You know, if I were to say to you, Pier Carlo, I’d love for you to be the resident artist of my family. What would you be able to offer us? Or as I went to the grocery store and could see the staff there very stressed, double-masked behind Plexiglas, what could we offer them if we had put artists-in-residence throughout our communities during this pandemic and beyond the pandemic?
Pier Carlo: What were the biggest challenges you had to overcome as you made the decision to pivot your career? And how did you overcome them?
Seema: I hit a point in August where it actually seemed so very clear to me that I needed to make a change, and I spoke about it with Molly Smith. She’s the Artistic Director of Arena Stage. She’s my boss, my mentor, and my enduring friend.
When I first shared this feeling I was having, she was surprised and shocked and sad, but she also heard me speak about this very deep need I was feeling. She could hear that it was so authentic and true and ultimately was very supportive of me making this change.

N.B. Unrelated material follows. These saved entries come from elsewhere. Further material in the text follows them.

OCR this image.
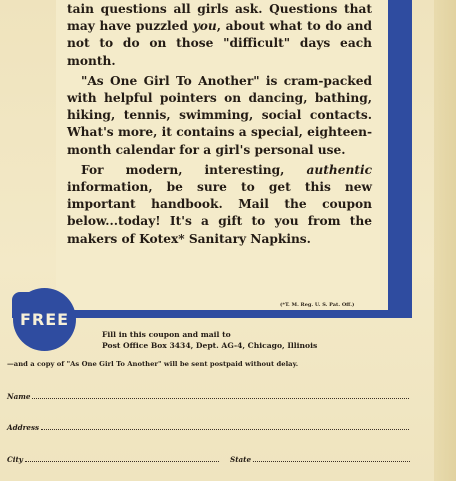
tain questions all girls ask. Questions that may have puzzled you, about what to do and not to do on those "difficult" days each month.

"As One Girl To Another" is cram-packed with helpful pointers on dancing, bathing, hiking, tennis, swimming, social contacts. What's more, it contains a special, eighteen-month calendar for a girl's personal use.

For modern, interesting, authentic information, be sure to get this new important handbook. Mail the coupon below...today! It's a gift to you from the makers of Kotex* Sanitary Napkins.

(*T. M. Reg. U. S. Pat. Off.)
FREE
Fill in this coupon and mail to
Post Office Box 3434, Dept. AG-4, Chicago, Illinois
—and a copy of "As One Girl To Another" will be sent postpaid without delay.
Name
Address
City	State
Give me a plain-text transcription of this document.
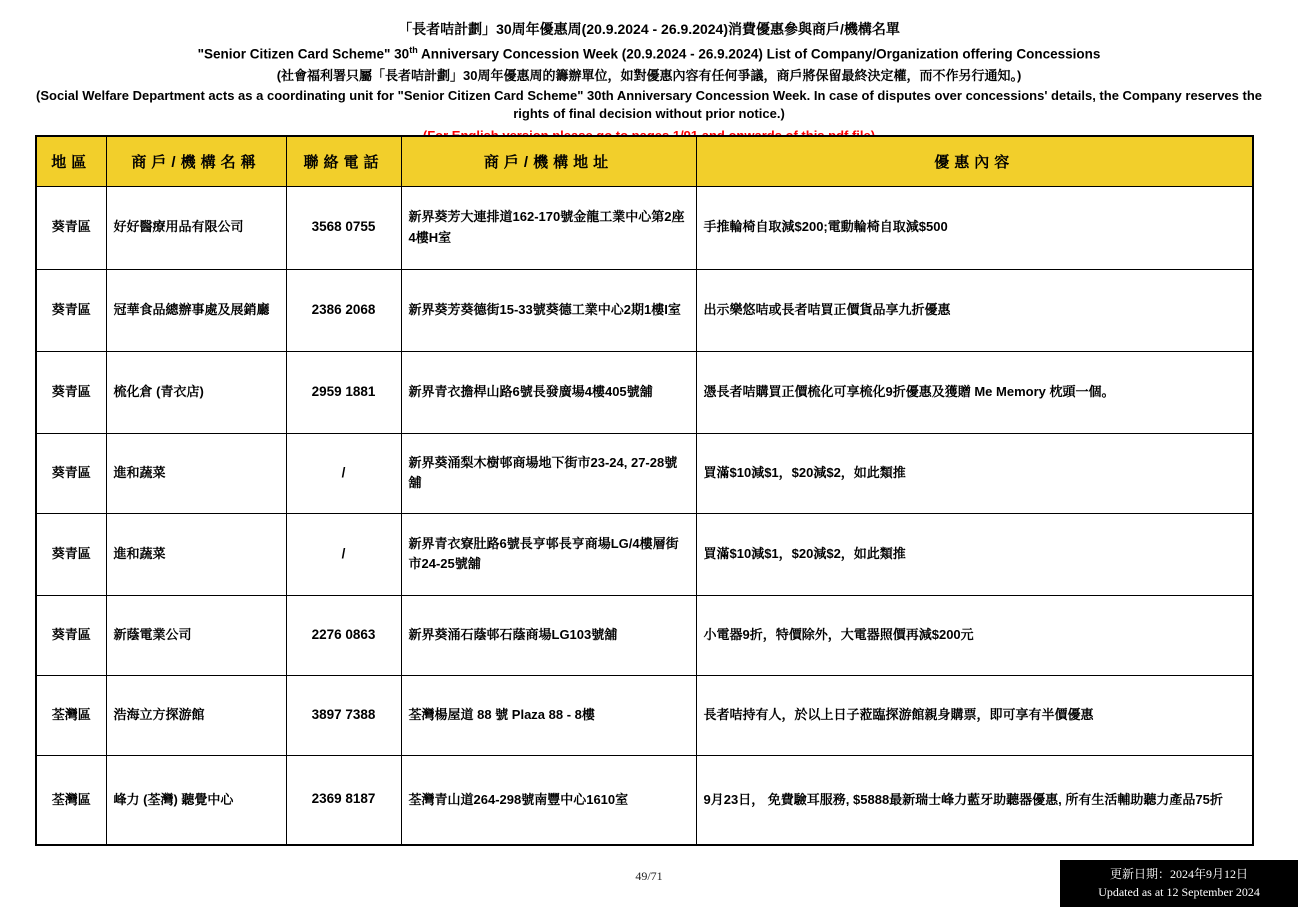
「長者咭計劃」30周年優惠周(20.9.2024 - 26.9.2024)消費優惠參與商戶/機構名單
"Senior Citizen Card Scheme" 30th Anniversary Concession Week (20.9.2024 - 26.9.2024) List of Company/Organization offering Concessions
(社會福利署只屬「長者咭計劃」30周年優惠周的籌辦單位，如對優惠內容有任何爭議，商戶將保留最終決定權，而不作另行通知。)
(Social Welfare Department acts as a coordinating unit for "Senior Citizen Card Scheme" 30th Anniversary Concession Week. In case of disputes over concessions' details, the Company reserves the rights of final decision without prior notice.)
地區	商戶/機構名稱	聯絡電話	商戶/機構地址	優惠內容
葵青區	好好醫療用品有限公司	3568 0755	新界葵芳大連排道162-170號金龍工業中心第2座4樓H室	手推輪椅自取減$200;電動輪椅自取減$500
葵青區	冠華食品總辦事處及展銷廳	2386 2068	新界葵芳葵德街15-33號葵德工業中心2期1樓I室	出示樂悠咭或長者咭買正價貨品享九折優惠
葵青區	梳化倉 (青衣店)	2959 1881	新界青衣擔桿山路6號長發廣場4樓405號舖	憑長者咭購買正價梳化可享梳化9折優惠及獲贈 Me Memory 枕頭一個。
葵青區	進和蔬菜	/	新界葵涌梨木樹邨商場地下街市23-24, 27-28號舖	買滿$10減$1，$20減$2，如此類推
葵青區	進和蔬菜	/	新界青衣寮肚路6號長亨邨長亨商場LG/4樓層街市24-25號舖	買滿$10減$1，$20減$2，如此類推
葵青區	新蔭電業公司	2276 0863	新界葵涌石蔭邨石蔭商場LG103號舖	小電器9折，特價除外，大電器照價再減$200元
荃灣區	浩海立方探游館	3897 7388	荃灣楊屋道 88 號 Plaza 88 - 8樓	長者咭持有人，於以上日子蒞臨探游館親身購票，即可享有半價優惠
荃灣區	峰力 (荃灣) 聽覺中心	2369 8187	荃灣青山道264-298號南豐中心1610室	9月23日， 免費驗耳服務, $5888最新瑞士峰力藍牙助聽器優惠, 所有生活輔助聽力產品75折
49/71	更新日期：2024年9月12日
Updated as at 12 September 2024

I said to her, though, "Look, it could look very bad that your Deputy Artistic Director, who’s a woman of color, is leaving at this moment and not to go to another job but to just go out into the world." [She laughs.] And I said, "So let’s manage this transition. We’re two smart ladies. We can make it a very elegant transition." So that she isn’t harmed, that I’m not harmed and so that it opens up opportunities for others at Arena Stage to flourish. That was in August. I think it wasn’t until October that we announced it internally and to the board, and we used the time in those weeks to very deliberately and as seamlessly as possible try to do the transition.
Pier Carlo: Wow. Two adults acting like adults. That’s remarkable!
Seema: Well, Molly is really a remarkable woman and leader, and we have the kind of relationship where we can be honest with one another and speak our truths. And that’s all kudos to her, because that’s how she leads and how she taught me through the years that I’ve known her.